Esto debió suceder hace más de un siglo, pues fue en tiempo de mi bisabuelo materno Agustín de Garay, quien lo contaba a mi abuela, que a su vez lo contaba a mi madre, como ésta me lo contaba a mí, bien distantes todos por cierto de que en letras de molde se lo había de contar yo al público.

Era hacia fines del mes de Julio; por más señas, un sábado al anochecer. Los vecinos de Montellano, conforme dejaban las heredades donde andaban en la siega del trigo y la resalla de la borona, se iban reuniendo en el campo de Acabajo, uno de los cuatro barrios en que se divide aquella aldea de veinticinco vecinos.

Aquel campo, donde hoy existe una ermita dedicada a San Antonio Abad, abogado de los animales, era entonces mucho más espacioso que ahora, porque después le han ido invadiendo y estrechando las codiciosas heredades hasta el punto de faltar poco para que digan a la ermita, la era y los nogales que aún quedan en él: «a ver si os quitáis de ahí, para que nosotras nos ensanchemos un poquito más;» como que llegaba hasta la Fuente fría que hoy está separada de él por una estradita que corre entre heredades.

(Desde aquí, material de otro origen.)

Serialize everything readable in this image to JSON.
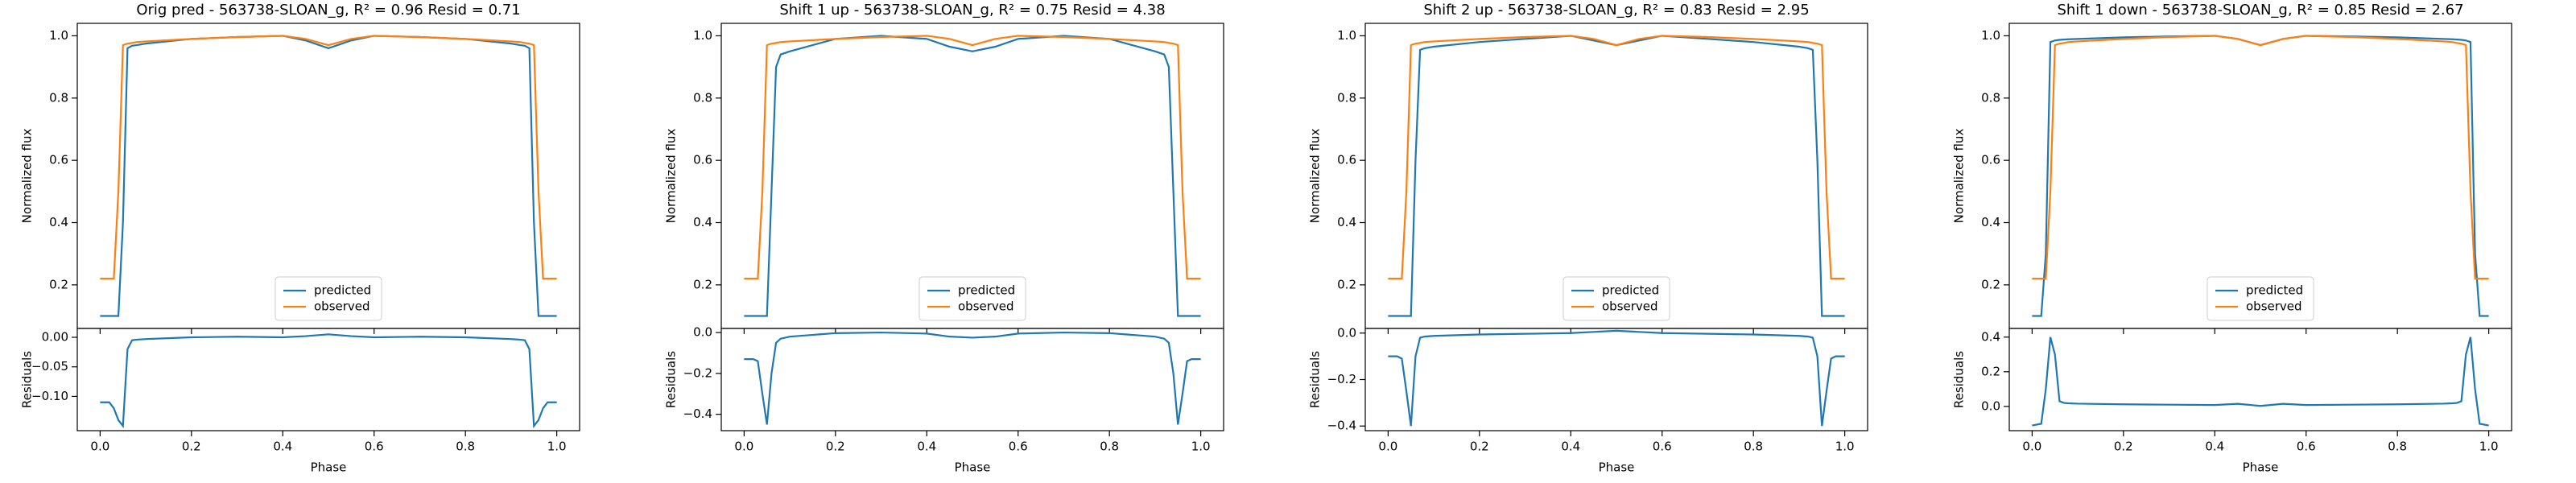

No era sólo el deseo de refrescar en la fuente lo que reunía allí entonces a los vecinos de Montellano, sino una novedad de las más grandes de la aldea: subía ya por el castañar de Traslacueva, acompañado de un hermoso perro de caza y montado en el caballito de San Francisco, el cura nuevo, y los vecinos, ansiosos de conocerle y saludarle, se reunían y le esperaban en el campo de Acabajo, donde sin duda se detendría un rato a descansar antes de subir por la llosa del Portal al barrio de las Casas, en el que mi bisabuela Magdalena de Umaran le tenía preparado provisional hospedaje, que consistía en el mejor cuarto de la casa, lindamente blanqueado la víspera por mi bisabuelo, con una caldera de lechada de cal distribuida hasta en el techo con ayuda de una brocha de brezo.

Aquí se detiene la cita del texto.